Il n’en fallait pas plus pour que l’opinion publique s’alarme et que la police, considérant le phénomène comme un enjeu de santé publique, lance début juillet une campagne de lutte à l’échelle nationale. Le 6 septembre, la Direction de la police des stupéfiants et des drogues (DPSD) indiquait avoir déjà saisi 5 tonnes de médicaments dits « de qualité inférieure », c’est-à-dire contrefaits. Depuis le début du mois, les saisies spectaculaires se sont multipliées sur le territoire, abondamment rapportées dans la presse locale : 927 kg de comprimés le 12 septembre à San Pedro (sud-ouest), 16 000 comprimés à Ferkessédougou (nord). Dernière descente, mardi, sur le marché d’Adjamé à Abidjan, où la branche « Roxy », consacrée aux médicaments, a été provisoirement fermée après diverses saisies… Les filières d’approvisionnement de kadhafi n’ont pas encore été identifiées, mais semblent calquées sur celles du tramadol, selon plusieurs sources. Commercialisé sur le marché indien, il est importé dans toute la région. Des saisies ont été effectuées au Ghana, au Burkina Faso et jusqu’au Niger.

En Côte d'Ivoire, une nouvelle drogue fait des ravages  —  Crédit : Direction Générale de la Police Nationale

Effets secondaires dangereux

La version officielle, donnée par la police des stupéfiants et reprise par la presse ivoirienne, confond d’ailleurs les deux médicaments, sans doute en raison de la ressemblance entre le tramadol et l’un des noms commerciaux du kadhafi, le Tramaking. « Il ne s’agit pas d’une drogue, a ainsi déclaré la commissaire divisionnaire de la DPSD, Touré Atchet Mabonga. Mais plutôt d’une préparation obtenue à partir du mélange de médicaments détournés du circuit officiel à de l’eau ou à de l’alcool en vue d’obtenir une forte sensation. Ces jeunes utilisent le tramadol dosé en 250 mg, qui est un antidouleur généralement prescrit aux personnes malades en phase terminale, qu’ils mélangent à la boisson Vody », une boisson alcoolisée et énergisante bon marché, très populaire chez les jeunes Ivoiriens.

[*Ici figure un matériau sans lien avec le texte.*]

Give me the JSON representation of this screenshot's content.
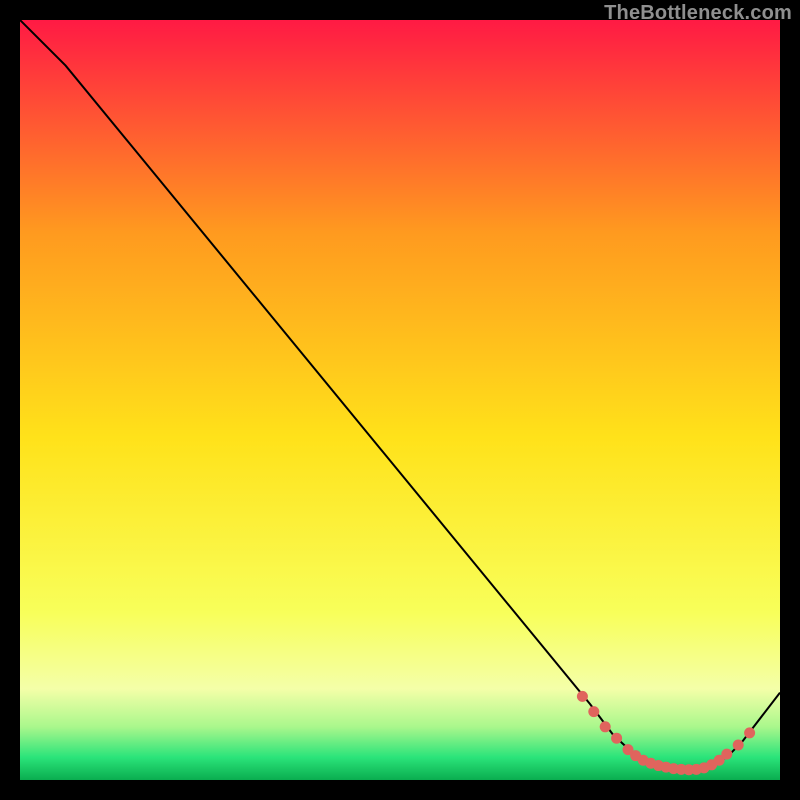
{
  "watermark": "TheBottleneck.com",
  "colors": {
    "background": "#000000",
    "curve": "#000000",
    "curve_highlight": "#e0645d",
    "gradient_top": "#ff1a44",
    "gradient_upper_mid": "#ff9a1f",
    "gradient_mid": "#ffe21a",
    "gradient_lower_mid": "#f8ff5a",
    "gradient_soft": "#f4ffa8",
    "gradient_green_upper": "#aaf78c",
    "gradient_green": "#2be47a",
    "gradient_green_dark": "#0aad4f"
  },
  "chart_data": {
    "type": "line",
    "title": "",
    "xlabel": "",
    "ylabel": "",
    "xlim": [
      0,
      100
    ],
    "ylim": [
      0,
      100
    ],
    "series": [
      {
        "name": "bottleneck-curve",
        "x": [
          0,
          6,
          75,
          78,
          81,
          84,
          86,
          87,
          88,
          90,
          93,
          95,
          100
        ],
        "y": [
          100,
          94,
          10,
          6,
          3.2,
          1.8,
          1.4,
          1.3,
          1.3,
          1.5,
          3.0,
          5.0,
          11.5
        ]
      }
    ],
    "highlight_points": {
      "name": "highlighted-range",
      "x": [
        74,
        75.5,
        77,
        78.5,
        80,
        81,
        82,
        83,
        84,
        85,
        86,
        87,
        88,
        89,
        90,
        91,
        92,
        93,
        94.5,
        96
      ],
      "y": [
        11,
        9.0,
        7.0,
        5.5,
        4.0,
        3.2,
        2.6,
        2.2,
        1.9,
        1.7,
        1.5,
        1.4,
        1.35,
        1.4,
        1.6,
        2.0,
        2.6,
        3.4,
        4.6,
        6.2
      ]
    }
  }
}
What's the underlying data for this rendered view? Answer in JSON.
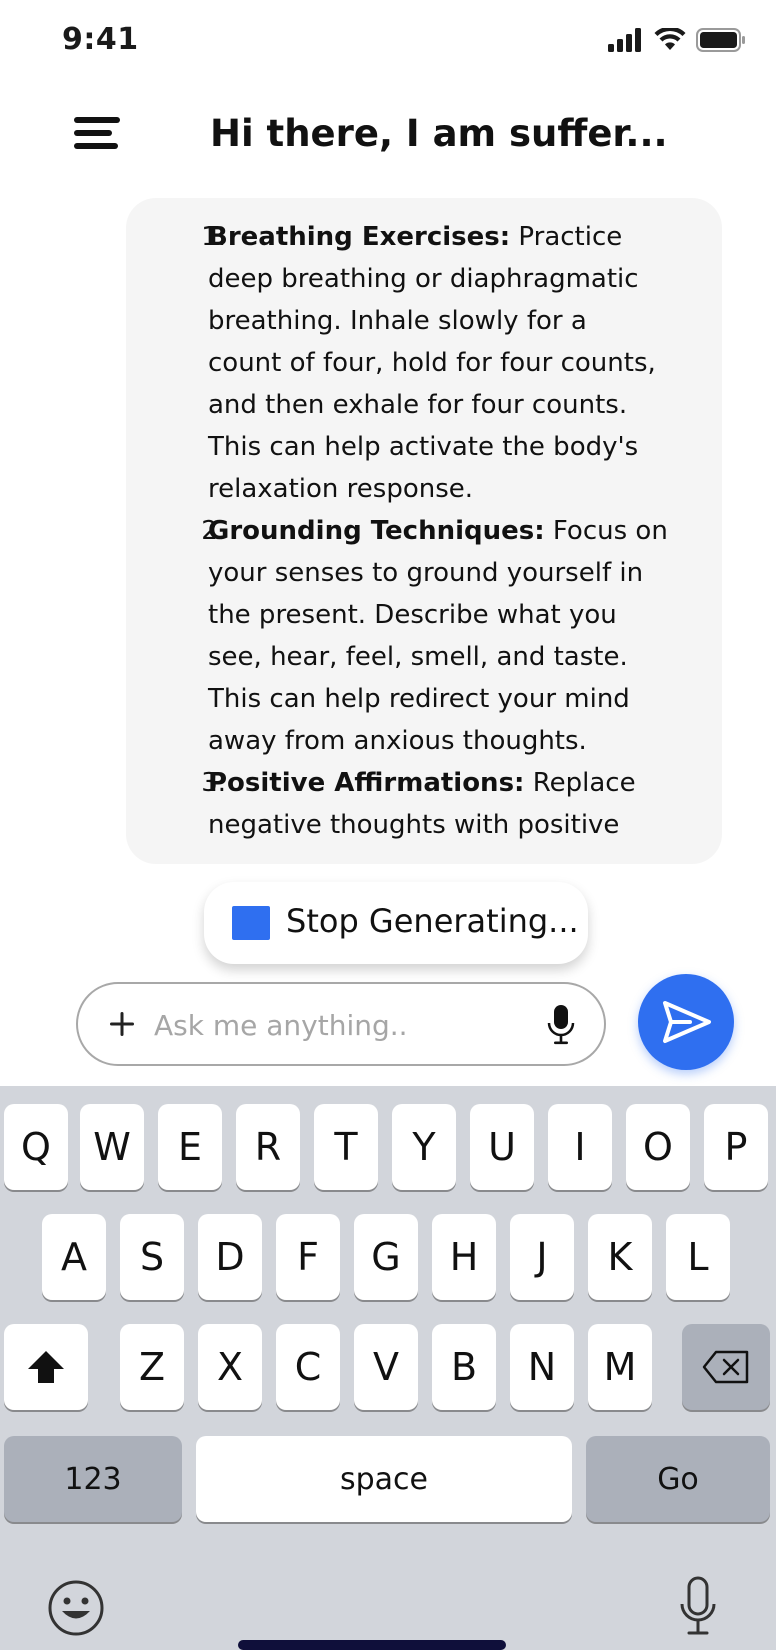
{
  "status_bar": {
    "time": "9:41",
    "icons": [
      "cellular-signal-icon",
      "wifi-icon",
      "battery-icon"
    ]
  },
  "header": {
    "menu_icon": "menu-icon",
    "title": "Hi there, I am suffer..."
  },
  "response": {
    "items": [
      {
        "number": "1.",
        "title": "Breathing Exercises:",
        "lines": [
          "Practice",
          "deep breathing or diaphragmatic",
          "breathing. Inhale slowly for a",
          "count of four, hold for four counts,",
          "and then exhale for four counts.",
          "This can help activate the body's",
          "relaxation response."
        ]
      },
      {
        "number": "2.",
        "title": "Grounding Techniques:",
        "lines": [
          "Focus on",
          "your senses to ground yourself in",
          "the present. Describe what you",
          "see, hear, feel, smell, and taste.",
          "This can help redirect your mind",
          "away from anxious thoughts."
        ]
      },
      {
        "number": "3.",
        "title": "Positive Affirmations:",
        "lines": [
          "Replace",
          "negative thoughts with positive"
        ]
      }
    ]
  },
  "stop_button": {
    "label": "Stop Generating...",
    "icon": "stop-square-icon",
    "icon_color": "#2F6FF0"
  },
  "composer": {
    "value": "",
    "placeholder": "Ask me anything..",
    "add_icon": "plus-icon",
    "mic_icon": "microphone-icon",
    "send_icon": "send-icon",
    "send_color": "#2F6FF0"
  },
  "keyboard": {
    "row1": [
      "Q",
      "W",
      "E",
      "R",
      "T",
      "Y",
      "U",
      "I",
      "O",
      "P"
    ],
    "row2": [
      "A",
      "S",
      "D",
      "F",
      "G",
      "H",
      "J",
      "K",
      "L"
    ],
    "row3": [
      "Z",
      "X",
      "C",
      "V",
      "B",
      "N",
      "M"
    ],
    "shift_icon": "shift-icon",
    "backspace_icon": "backspace-icon",
    "numbers_label": "123",
    "space_label": "space",
    "go_label": "Go",
    "emoji_icon": "emoji-icon",
    "dictation_icon": "dictation-mic-icon"
  }
}
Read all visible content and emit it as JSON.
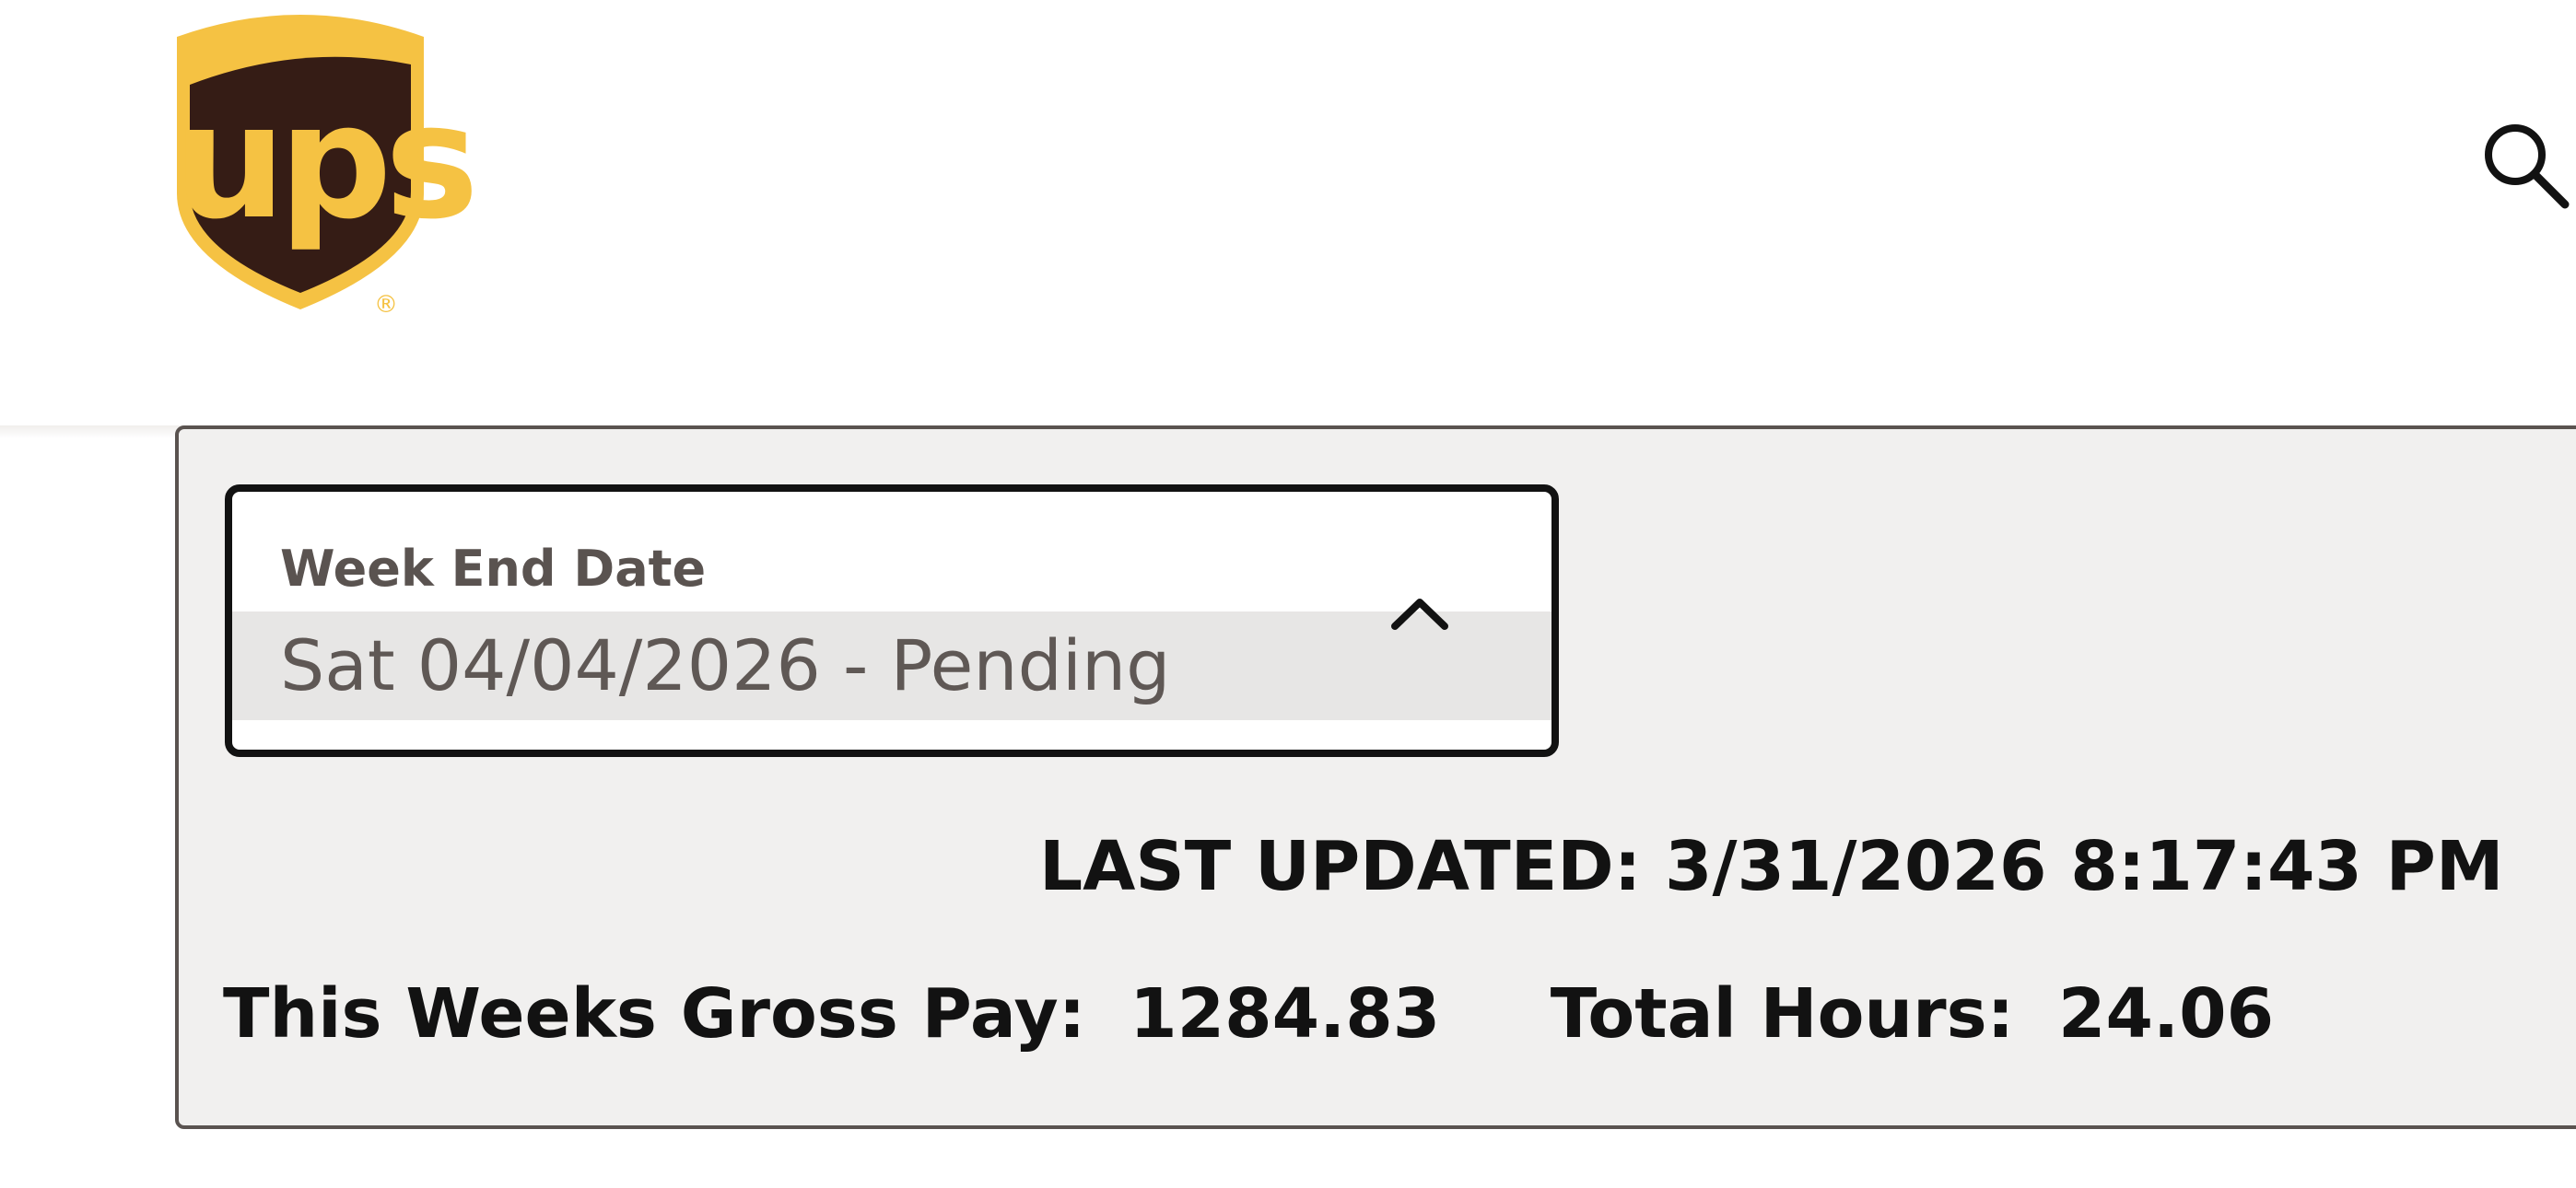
{
  "header": {
    "logo_text": "ups",
    "logo_registered_mark": "®",
    "search_icon": "search-icon",
    "colors": {
      "logo_gold": "#f5c243",
      "logo_brown": "#351c15"
    }
  },
  "week_selector": {
    "label": "Week End Date",
    "selected_value": "Sat 04/04/2026 - Pending",
    "chevron_icon": "chevron-up-icon"
  },
  "status": {
    "last_updated": "LAST UPDATED: 3/31/2026 8:17:43 PM"
  },
  "summary": {
    "gross_pay_label": "This Weeks Gross Pay:",
    "gross_pay_value": "1284.83",
    "total_hours_label": "Total Hours:",
    "total_hours_value": "24.06"
  }
}
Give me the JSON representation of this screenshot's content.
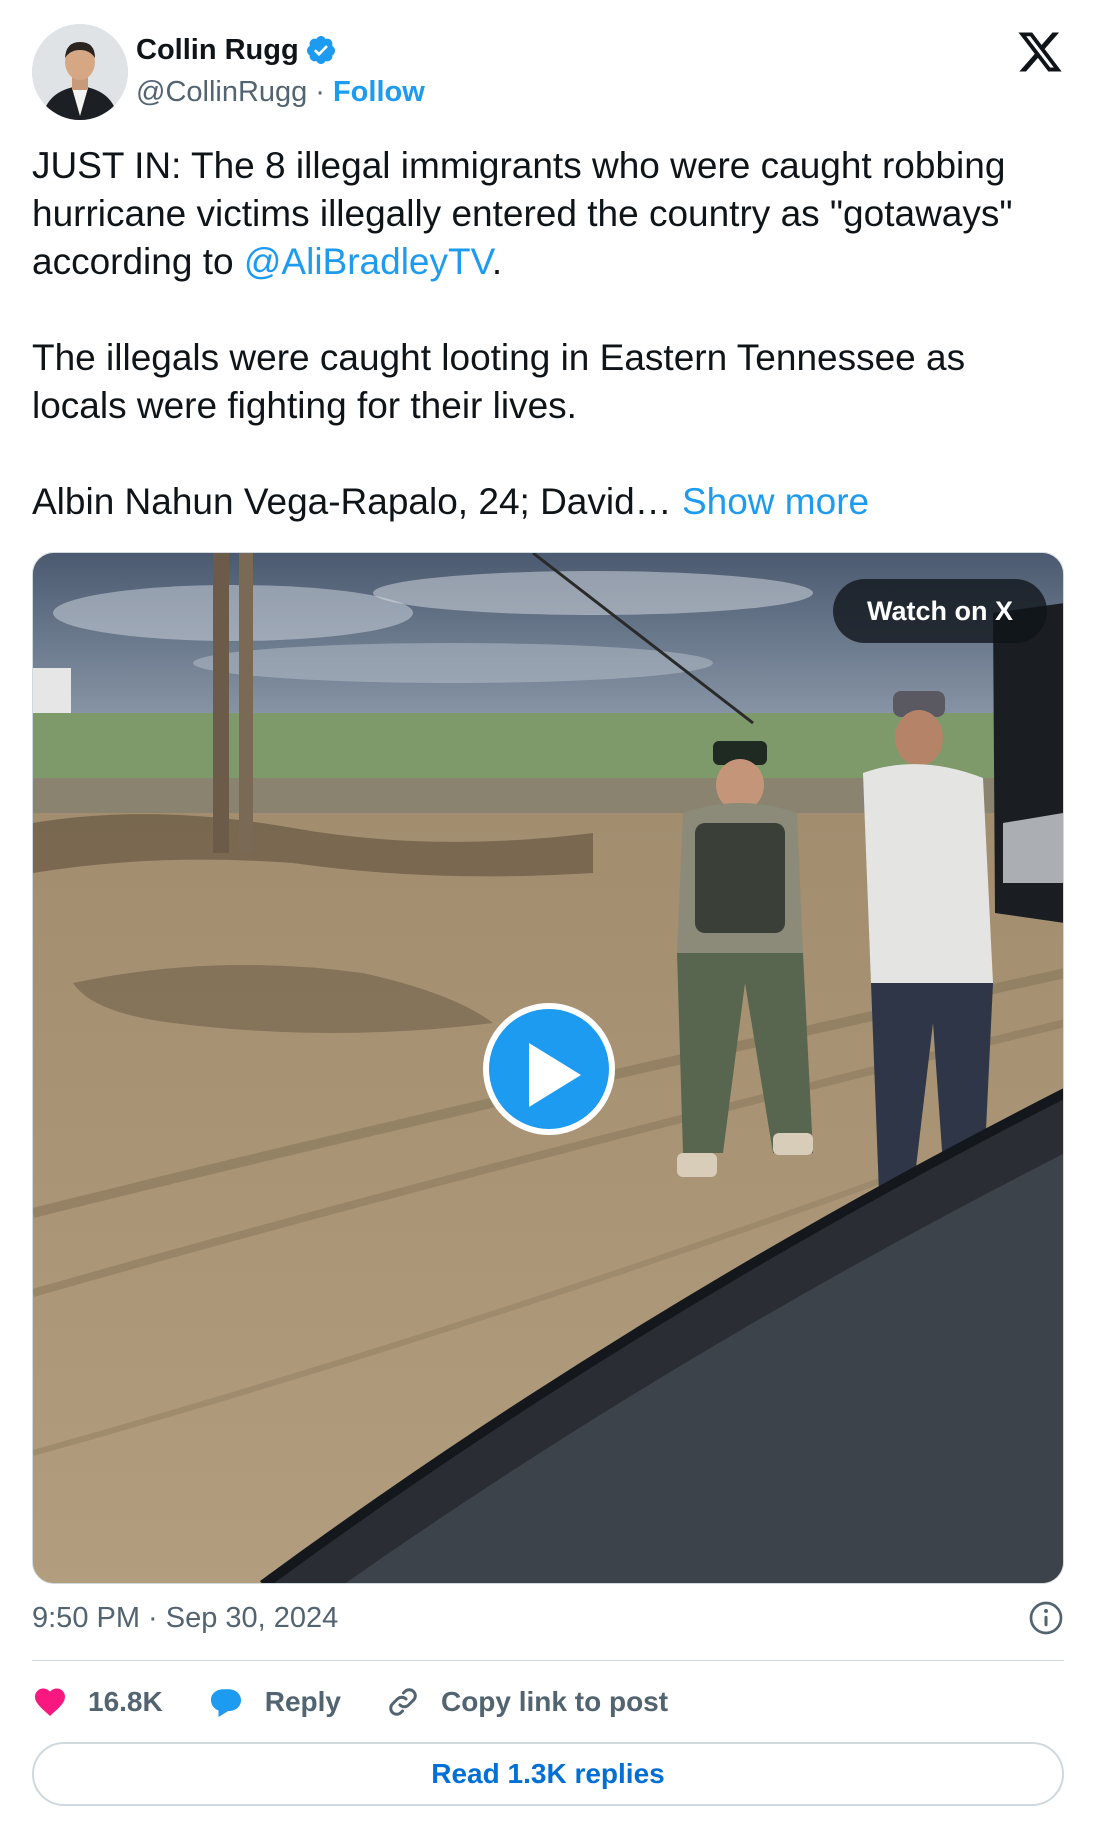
{
  "author": {
    "display_name": "Collin Rugg",
    "handle": "@CollinRugg",
    "separator": "·",
    "follow_label": "Follow",
    "verified": true,
    "verified_color": "#1d9bf0"
  },
  "tweet": {
    "para1_before": "JUST IN: The 8 illegal immigrants who were caught robbing hurricane victims illegally entered the country as \"gotaways\" according to ",
    "para1_mention": "@AliBradleyTV",
    "para1_after": ".",
    "para2": "The illegals were caught looting in Eastern Tennessee as locals were fighting for their lives.",
    "para3": "Albin Nahun Vega-Rapalo, 24; David…",
    "show_more": "Show more"
  },
  "media": {
    "type": "video",
    "watch_label": "Watch on X"
  },
  "timestamp": "9:50 PM · Sep 30, 2024",
  "actions": {
    "likes": "16.8K",
    "reply": "Reply",
    "copy_link": "Copy link to post"
  },
  "read_replies": "Read 1.3K replies",
  "colors": {
    "accent": "#1d9bf0",
    "like": "#f91880",
    "text_primary": "#0f1419",
    "text_secondary": "#536471",
    "border": "#cfd9de"
  },
  "icons": [
    "verified-badge-icon",
    "x-logo-icon",
    "play-icon",
    "info-icon",
    "heart-icon",
    "reply-icon",
    "link-icon"
  ]
}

En réalité, une recherche sur les plateformes indiennes de vente de médicaments en ligne révèle que le Tramaking, aussi commercialisé sous le nom de Royal, est composé de deux principes actifs, le carisoprodol et le tapentadol. Le premier est un relaxant musculaire, le second un opioïde fort prescrit dans le cas de douleurs intenses. Combinés, les deux peuvent provoquer des effets secondaires dangereux : démangeaisons, malaises, convulsions, évanouissements… Jusqu’à s’avérer mortel en cas de surdose, explique Boris Affognon dit « Satchmo », mobilisateur communautaire dans l’association de soutien à l’autopromotion sanitaire urbaine (ASAPSU). « Il y a quelques jours, pendant qu’on travaillait dans un fumoir de Bingerville [espace de consommation de drogues à ciel ouvert, dans une commune de l’est d’Abidjan], on a dû intervenir pour sauver un jeune qui s’étouffait avec sa langue, raconte-t-il. On a déjà eu des morts. Ils s’endorment et ne se réveillent pas. »

Plutôt que d’utiliser l’un des noms commerciaux, les consommateurs préfèrent appeler cette drogue « pomme », en référence au fruit qui orne les boîtes de médicaments, ou « 225 », qui désigne le dosage du principe actif de chaque comprimé. Et pourquoi ce surnom de khadafi ? Ici, les hypothèses divergent. Pour Samuel N’Guessan, qui travaille dans un projet de réduction des risques auprès des usagers de drogues, « le terme est apparu pendant et après la crise ivoirienne, entre 2011 et 2013. A cette période, l’émigration battait son plein en Côte d’Ivoire, et les candidats à l’exil devaient passer par la Libye pour gagner Lampedusa. Beaucoup des soldats qu’ils rencontraient en Libye consommaient ces comprimés, et Mouammar Kadhafi venait de mourir… Je pense que c’est de là que vient l’appellation ».

Habitudes de consommation

Hors des chiffres des saisies communiqués par la DPSD, il n’existe pas de statistiques nationales sur ce stupéfiant, qu’il s’agisse du nombre d’usagers ou des habitudes de consommation. Le phénomène est urbain, selon les observateurs, mais ne se cantonne pas à Abidjan : les grandes villes comme Yamoussoukro, Bouaké et San Pedro sont également touchées. « On consomme le kadhafi là où on l’achète, fait savoir Samuel N’Guessan. Soit dans les fumoirs qui en vendent, soit dans la rue, près des revendeurs. » Le kadhafi, davantage encore que le tramadol, est consommé par les classes les plus modestes de la population ivoirienne.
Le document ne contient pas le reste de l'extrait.